Ich habe damit dargestellt, dass die Hochschulen ihrer Verantwortung gerecht werden, auch in Zeiten eines Globalbudgets auszubilden. Sie machen das auf einem hohen Niveau. Die Bewerberinnen und Bewerber, die eine Ausbildung in diesem Hochschulbereich absolviert haben, haben gute und beste Chancen auf dem Arbeitsmarkt. Dementsprechend sehen wir kein Erfordernis, dem Antrag der SPD-Fraktion zu folgen. – Schönen Dank.

(Beifall von der FDP)

Vielen Dank, Herr Kollege Lindner. – Für die Fraktion Bündnis 90/Die Grünen spricht jetzt Herr Groth.
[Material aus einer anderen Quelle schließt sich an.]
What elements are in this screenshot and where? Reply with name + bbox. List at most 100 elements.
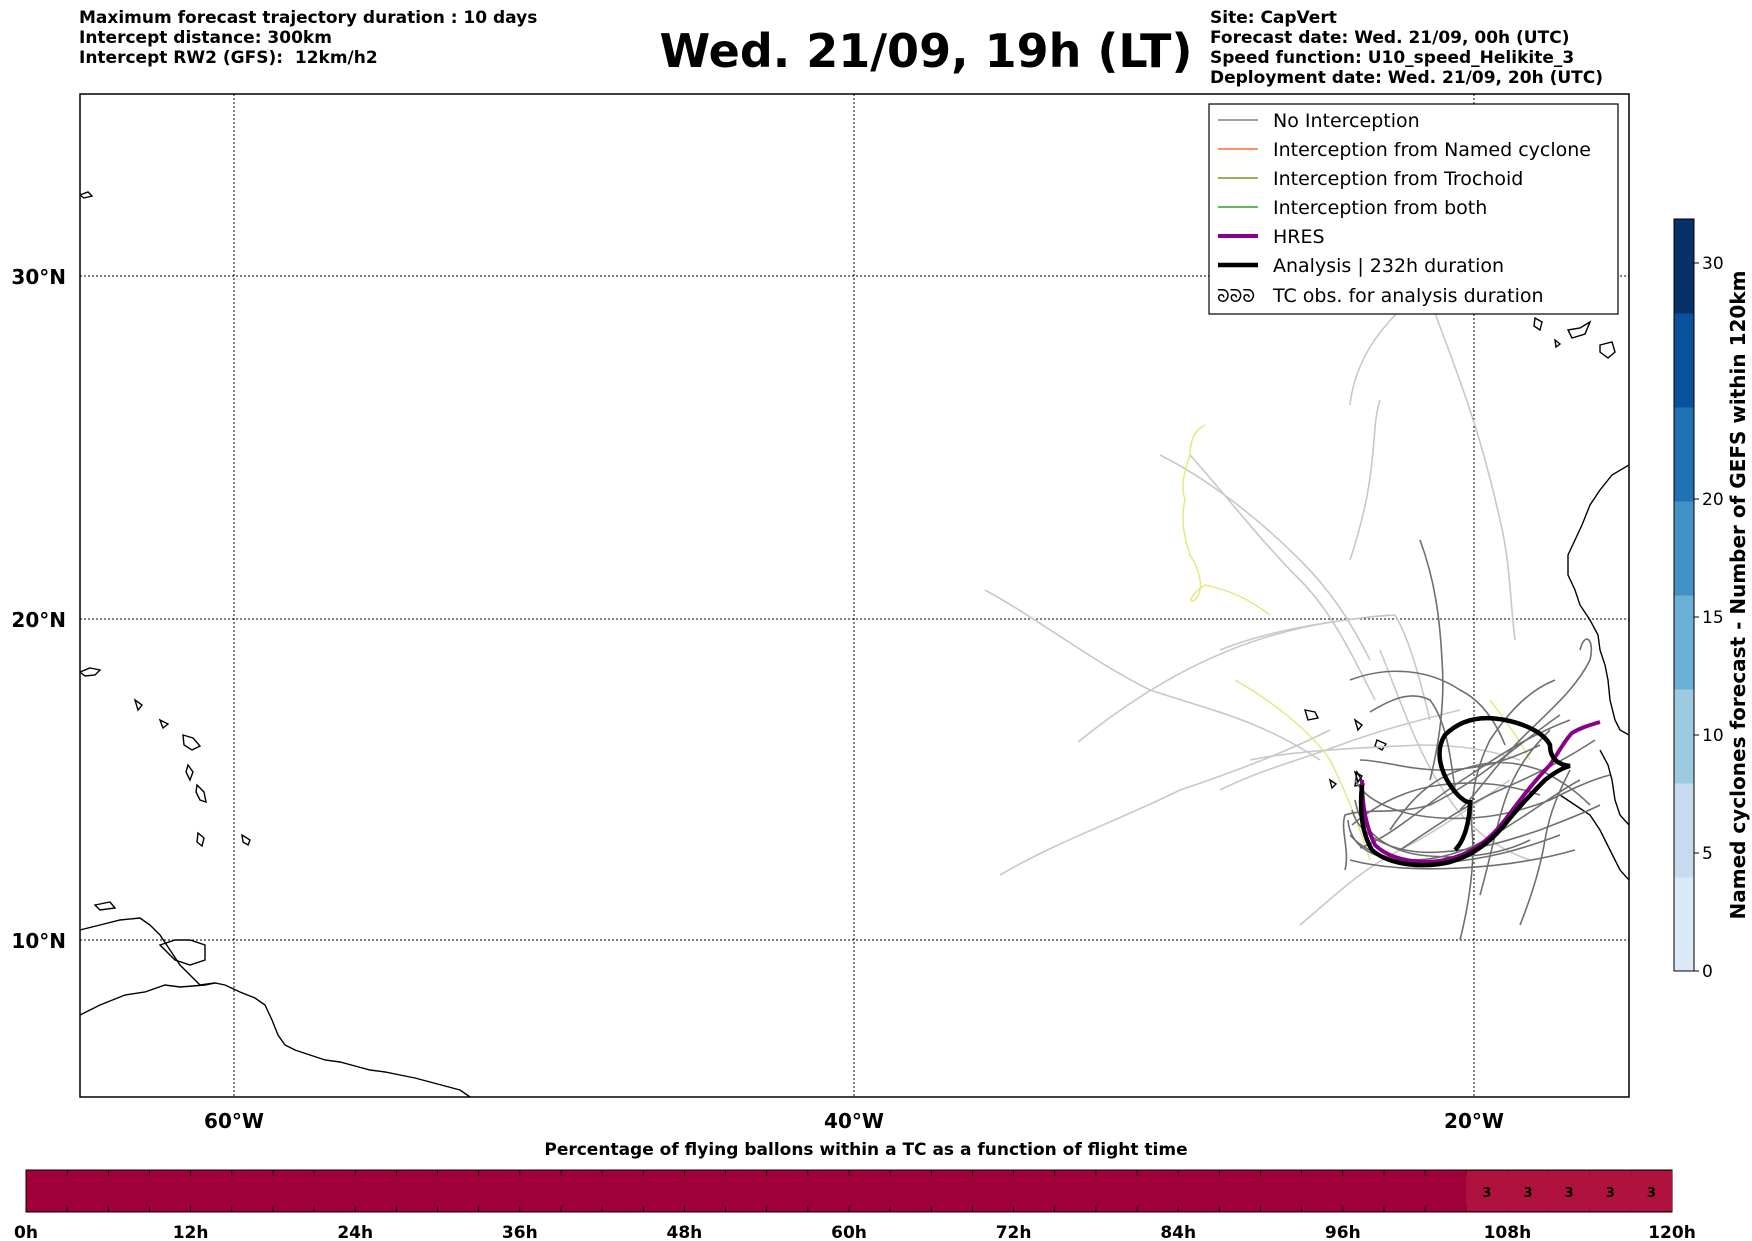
track-light-12 bbox=[1349, 399, 1381, 561]
coast-lesser-antilles-5 bbox=[196, 831, 205, 848]
track-light-2 bbox=[999, 729, 1331, 876]
trajectories-no-interception bbox=[1342, 539, 1611, 941]
track-light-10 bbox=[1219, 709, 1461, 791]
lat-label-10: 10°N bbox=[11, 929, 66, 953]
flight-time-bar-tick-labels: 0h 12h 24h 36h 48h 60h 72h 84h 96h 108h 120h bbox=[14, 1223, 1696, 1241]
lat-labels: 30°N 20°N 10°N bbox=[11, 265, 66, 953]
trajectories-light bbox=[984, 299, 1531, 926]
coast-south-america bbox=[80, 982, 471, 1097]
coast-bahamas bbox=[80, 191, 94, 199]
bar-tick-label: 96h bbox=[1325, 1223, 1361, 1241]
legend: No Interception Interception from Named … bbox=[1208, 103, 1619, 315]
coast-lesser-antilles-4 bbox=[195, 783, 207, 804]
legend-box bbox=[1208, 103, 1619, 315]
flight-time-bar-base bbox=[25, 1169, 1673, 1213]
legend-label-tc-obs: TC obs. for analysis duration bbox=[1272, 285, 1544, 307]
track-yellow-2 bbox=[1234, 679, 1371, 861]
legend-swatch-tc-obs-icon: ᘐᘐᘐ bbox=[1217, 286, 1255, 307]
lon-label-40: 40°W bbox=[824, 1109, 884, 1133]
bar-tick-label: 48h bbox=[667, 1223, 703, 1241]
track-light-6 bbox=[1219, 614, 1431, 721]
track-gray-13 bbox=[1349, 670, 1506, 746]
map-frame bbox=[79, 93, 1630, 1098]
coast-cape-verde-3 bbox=[1374, 739, 1388, 751]
bar-tick-label: 108h bbox=[1484, 1223, 1532, 1241]
colorbar-cells bbox=[1674, 219, 1694, 972]
track-light-8 bbox=[1349, 309, 1401, 406]
lat-label-30: 30°N bbox=[11, 265, 66, 289]
coast-canary-2 bbox=[1566, 320, 1592, 339]
header-line-speed-function: Speed function: U10_speed_Helikite_3 bbox=[1210, 48, 1575, 68]
graticule bbox=[80, 94, 1629, 1097]
track-hres bbox=[1360, 720, 1601, 864]
colorbar-tick-label-15: 15 bbox=[1702, 608, 1724, 628]
track-gray-10 bbox=[1519, 769, 1571, 926]
colorbar-tick-label-10: 10 bbox=[1702, 726, 1724, 746]
bar-tick-label: 36h bbox=[502, 1223, 538, 1241]
coast-lesser-antilles-1 bbox=[80, 667, 102, 677]
coast-cape-verde-5 bbox=[1354, 769, 1366, 787]
track-gray-17 bbox=[1359, 719, 1571, 849]
track-gray-7 bbox=[1354, 774, 1611, 820]
track-gray-19 bbox=[1369, 695, 1456, 791]
legend-label-hres: HRES bbox=[1273, 226, 1325, 248]
colorbar-cell bbox=[1674, 407, 1694, 502]
colorbar-cell bbox=[1674, 501, 1694, 596]
colorbar-cell bbox=[1674, 689, 1694, 784]
track-gray-14 bbox=[1399, 739, 1596, 851]
track-gray-18 bbox=[1351, 782, 1541, 826]
track-light-11 bbox=[1249, 744, 1521, 761]
bar-cell bbox=[1630, 1171, 1672, 1211]
header-line-deployment-date: Deployment date: Wed. 21/09, 20h (UTC) bbox=[1210, 68, 1604, 88]
flight-time-bar-title: Percentage of flying ballons within a TC… bbox=[544, 1140, 1187, 1160]
trajectories-yellow bbox=[1182, 424, 1531, 861]
track-yellow-1 bbox=[1182, 424, 1271, 616]
track-gray-16 bbox=[1479, 729, 1551, 896]
header-info-left: Maximum forecast trajectory duration : 1… bbox=[79, 8, 537, 68]
legend-label-trochoid: Interception from Trochoid bbox=[1273, 168, 1523, 190]
header-line-rw2: Intercept RW2 (GFS): 12km/h2 bbox=[79, 48, 378, 68]
colorbar-cell bbox=[1674, 219, 1694, 314]
bar-tick-label: 60h bbox=[831, 1223, 867, 1241]
coast-lesser-antilles-3 bbox=[185, 763, 194, 782]
track-light-5 bbox=[1189, 454, 1376, 701]
coast-trinidad bbox=[158, 939, 206, 966]
bar-cell bbox=[1548, 1171, 1590, 1211]
coast-cape-verde-1 bbox=[1303, 709, 1320, 721]
bar-cell-value: 3 bbox=[1647, 1186, 1656, 1201]
track-gray-9 bbox=[1459, 679, 1556, 941]
header-info-right: Site: CapVert Forecast date: Wed. 21/09,… bbox=[1210, 8, 1603, 88]
track-gray-12 bbox=[1419, 539, 1444, 781]
bar-cell bbox=[1466, 1171, 1508, 1211]
bar-tick-label: 0h bbox=[14, 1223, 38, 1241]
coast-cape-verde-2 bbox=[1353, 718, 1364, 732]
flight-time-bar-cells: 3 3 3 3 3 bbox=[1466, 1171, 1672, 1211]
colorbar: 0 5 10 15 20 30 Named cyclones forecast … bbox=[1673, 218, 1750, 982]
legend-label-both: Interception from both bbox=[1273, 197, 1487, 219]
flight-time-bar: Percentage of flying ballons within a TC… bbox=[14, 1140, 1696, 1241]
page-title: Wed. 21/09, 19h (LT) bbox=[0, 24, 1752, 78]
bar-cell-value: 3 bbox=[1606, 1186, 1615, 1201]
track-gray-11 bbox=[1459, 638, 1593, 811]
bar-tick-label: 84h bbox=[1160, 1223, 1196, 1241]
coast-lesser-antilles-2 bbox=[182, 734, 202, 751]
legend-label-analysis: Analysis | 232h duration bbox=[1273, 255, 1504, 277]
track-yellow-3 bbox=[1489, 699, 1531, 761]
header-line-duration: Maximum forecast trajectory duration : 1… bbox=[79, 8, 538, 28]
coast-lesser-antilles-6 bbox=[241, 833, 251, 847]
colorbar-tick-label-0: 0 bbox=[1702, 962, 1713, 982]
bar-tick-label: 72h bbox=[996, 1223, 1032, 1241]
coast-lesser-antilles-8 bbox=[158, 718, 170, 730]
coast-lesser-antilles-7 bbox=[133, 698, 144, 712]
header-line-forecast-date: Forecast date: Wed. 21/09, 00h (UTC) bbox=[1210, 28, 1570, 48]
coast-venezuela-east bbox=[80, 917, 216, 986]
legend-label-named-cyclone: Interception from Named cyclone bbox=[1273, 139, 1591, 161]
track-light-4 bbox=[1159, 454, 1371, 661]
colorbar-cell bbox=[1674, 877, 1694, 972]
lon-label-20: 20°W bbox=[1444, 1109, 1504, 1133]
header-line-site: Site: CapVert bbox=[1210, 8, 1337, 28]
track-gray-2 bbox=[1347, 779, 1581, 861]
bar-tick-label: 12h bbox=[173, 1223, 209, 1241]
colorbar-ticks: 0 5 10 15 20 30 bbox=[1694, 254, 1724, 982]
Herr Präsident! Meine Damen und Herren! Lassen Sie mich die Gelegenheit nutzen, mich zu entschuldigen. Am Anfang meines zweiten Redebeitrags zum Fachhochschulausbaugesetz heute habe ich den Eindruck erweckt, als ob die Kolleginnen und Kollegen, die in den Saal strömten, gerade aus der Kantine kommen würden. Das ist natürlich Blödsinn. Ich weiß es sehr viel besser. Ich würde ebenfalls darunter leiden, wenn der Eindruck entstünde, die Kolleginnen und Kollegen würden nicht arbeiten. Ich weiß, dass Sie alle bei der Arbeit gewesen sind, bei Besuchergruppen oder anderen Veranstaltungen im Haus. Deshalb ist es mir besonders unangenehm, dass ich diesen Satz gesagt habe, und möchte darum bitten, dass er nicht ernst genommen wird. Ich möchte nach außen hin signalisieren, dass dieses Parlament fleißig arbeitet, und zwar in allen Fraktionen.